In the first place, it means you have to picture him having sex, which is just disgusting. In the second place, it means that you are forced to side with your mother, who is the wronged party. And in the third place, you can’t help but wonder what it was about you that wasn’t compelling enough to make him think twice before driving a stake into the heart of your family.

It feels like I have a splinter in my throat after I hear this news, but it’s not for the reason you’d think. I am—and I know how crazy this sounds—relieved. Now I’m not the only one who has screwed up royally.

My mother said I’m perfect in my father’s eyes, but that’s a lie. So maybe we can be imperfect for each other.

As soon as I sit down on the witness stand, I have a clear view of Edward. I keep thinking about what my mother said—how he was trying to protect me by leaving. If you ask me, he ought to rethink some of his altruism. Saying he was saving our family by removing himself from my life is like saying he only wants to kill my father because it’s the humane thing to do.

Everyone makes mistakes,
my mother had said.

I used to have a friend in elementary school whose family was so picture-perfect that they could practically be the advertisement in a photo frame. They always remembered each other’s birthdays, and I swear the siblings never fought and the parents acted like they’d just fallen in love that morning. It was weird. It felt so plastic-smooth that I couldn’t help but question what happened when there wasn’t an audience like me for them to put on their show.

My family, on the other hand, included a father who preferred the company of wild animals, a mother who sometimes had to go to bed with a headache although we all really knew she was crying, a fifteen-year-old boy paying the bills, and me, a kid who made herself throw up the night of the Sadie Hawkins dance at school where the girls all brought their dads, just so she could stay home sick and no one would have to feel bad for her.

I wonder if what makes a family a family isn’t doing everything right all the time but, instead, giving a second chance to the people you love who do things wrong.

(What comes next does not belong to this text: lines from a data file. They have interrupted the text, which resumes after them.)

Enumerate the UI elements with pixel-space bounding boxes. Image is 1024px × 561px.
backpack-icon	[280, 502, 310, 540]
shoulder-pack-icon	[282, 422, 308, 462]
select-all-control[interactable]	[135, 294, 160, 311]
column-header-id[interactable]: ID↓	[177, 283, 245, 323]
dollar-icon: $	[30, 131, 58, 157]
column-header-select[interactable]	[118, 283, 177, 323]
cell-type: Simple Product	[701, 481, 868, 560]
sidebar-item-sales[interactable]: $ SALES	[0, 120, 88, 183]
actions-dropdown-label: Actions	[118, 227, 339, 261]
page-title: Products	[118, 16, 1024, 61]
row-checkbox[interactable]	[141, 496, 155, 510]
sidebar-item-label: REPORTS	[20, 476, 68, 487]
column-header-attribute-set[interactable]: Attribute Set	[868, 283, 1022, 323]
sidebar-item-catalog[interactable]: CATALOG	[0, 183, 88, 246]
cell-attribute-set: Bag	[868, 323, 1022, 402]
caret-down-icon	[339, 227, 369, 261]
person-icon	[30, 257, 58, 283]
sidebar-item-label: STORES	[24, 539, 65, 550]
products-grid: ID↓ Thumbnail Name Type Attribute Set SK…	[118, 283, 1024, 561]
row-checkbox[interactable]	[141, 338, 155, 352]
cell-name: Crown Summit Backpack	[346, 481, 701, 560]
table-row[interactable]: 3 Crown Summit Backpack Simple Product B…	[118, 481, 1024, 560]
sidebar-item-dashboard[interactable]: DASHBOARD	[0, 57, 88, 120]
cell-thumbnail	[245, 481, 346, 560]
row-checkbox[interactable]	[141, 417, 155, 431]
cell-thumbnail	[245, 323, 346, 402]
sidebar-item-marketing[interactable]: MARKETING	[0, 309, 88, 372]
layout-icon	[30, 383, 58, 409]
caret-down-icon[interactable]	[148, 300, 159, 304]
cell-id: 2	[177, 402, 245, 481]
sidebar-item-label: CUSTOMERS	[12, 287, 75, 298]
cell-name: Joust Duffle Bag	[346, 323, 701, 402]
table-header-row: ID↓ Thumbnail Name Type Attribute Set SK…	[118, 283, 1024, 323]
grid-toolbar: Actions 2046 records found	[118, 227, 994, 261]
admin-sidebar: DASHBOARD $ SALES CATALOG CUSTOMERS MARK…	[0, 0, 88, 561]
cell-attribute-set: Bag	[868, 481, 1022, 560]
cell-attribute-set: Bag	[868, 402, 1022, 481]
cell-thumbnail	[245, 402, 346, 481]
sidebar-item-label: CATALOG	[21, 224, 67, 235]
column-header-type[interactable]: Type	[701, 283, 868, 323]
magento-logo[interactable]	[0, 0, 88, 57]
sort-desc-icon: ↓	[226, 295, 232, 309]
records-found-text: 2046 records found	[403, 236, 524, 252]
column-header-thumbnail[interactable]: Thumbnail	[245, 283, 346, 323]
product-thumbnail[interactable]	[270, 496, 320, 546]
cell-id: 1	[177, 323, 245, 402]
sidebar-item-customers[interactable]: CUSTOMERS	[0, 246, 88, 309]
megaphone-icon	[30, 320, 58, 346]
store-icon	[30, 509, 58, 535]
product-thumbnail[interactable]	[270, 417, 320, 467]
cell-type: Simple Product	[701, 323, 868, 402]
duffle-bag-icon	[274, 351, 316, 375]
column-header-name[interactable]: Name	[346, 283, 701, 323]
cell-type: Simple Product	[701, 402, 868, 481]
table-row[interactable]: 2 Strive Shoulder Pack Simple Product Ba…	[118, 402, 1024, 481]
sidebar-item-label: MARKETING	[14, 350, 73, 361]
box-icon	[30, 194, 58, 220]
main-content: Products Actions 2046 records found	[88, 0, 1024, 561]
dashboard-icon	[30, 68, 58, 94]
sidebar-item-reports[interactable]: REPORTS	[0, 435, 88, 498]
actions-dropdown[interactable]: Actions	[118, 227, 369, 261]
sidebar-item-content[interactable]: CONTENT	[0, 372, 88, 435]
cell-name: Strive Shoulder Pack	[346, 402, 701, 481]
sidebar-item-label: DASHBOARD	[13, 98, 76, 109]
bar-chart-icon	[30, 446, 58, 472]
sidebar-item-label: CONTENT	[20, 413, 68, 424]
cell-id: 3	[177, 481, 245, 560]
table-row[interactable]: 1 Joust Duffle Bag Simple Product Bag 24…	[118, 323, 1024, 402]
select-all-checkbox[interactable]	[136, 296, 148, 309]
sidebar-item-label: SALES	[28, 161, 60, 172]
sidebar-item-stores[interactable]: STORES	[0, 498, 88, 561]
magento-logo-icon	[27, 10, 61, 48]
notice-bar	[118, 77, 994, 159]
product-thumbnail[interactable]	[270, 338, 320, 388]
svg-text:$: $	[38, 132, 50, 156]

Once again when they try to swear me in I can’t really do it because my right arm is tied up tight against my body. But I still promise to tell the truth.

Zirconia begins by walking toward me. It’s funny how at home she looks in a courtroom, even with her crazy fluorescent tights and yellow heels. “Cara,” Zirconia begins, “how old are you?”

“I’m seventeen,” I say, “and three-quarters.”

“When is your birthday?”

“In three months.”

“At the time of your father’s injury,” she asks, “where were you living?”

“With him. I’ve been living with him for the past four years.”

“How would you describe your relationship with your father, Cara?”

“We do everything together,” I say, feeling my throat narrow around the words. “I spend a lot of time with him at Redmond’s, helping him with the wolves. I also took over running the household, pretty much, because he’s so busy with his research. We’ve gone camping in the White Mountains, and he taught me orienteering. Sometimes we just hang out at home, too. We’ll cook pasta—he gave me his special recipe for Bolognese sauce—and watch a DVD. But he’s also the first person I want to talk to if I get a great grade on a test, or if a kid is being a jerk to me at school, or if I don’t know the answer to something. Almost everything I know, I know because of him.”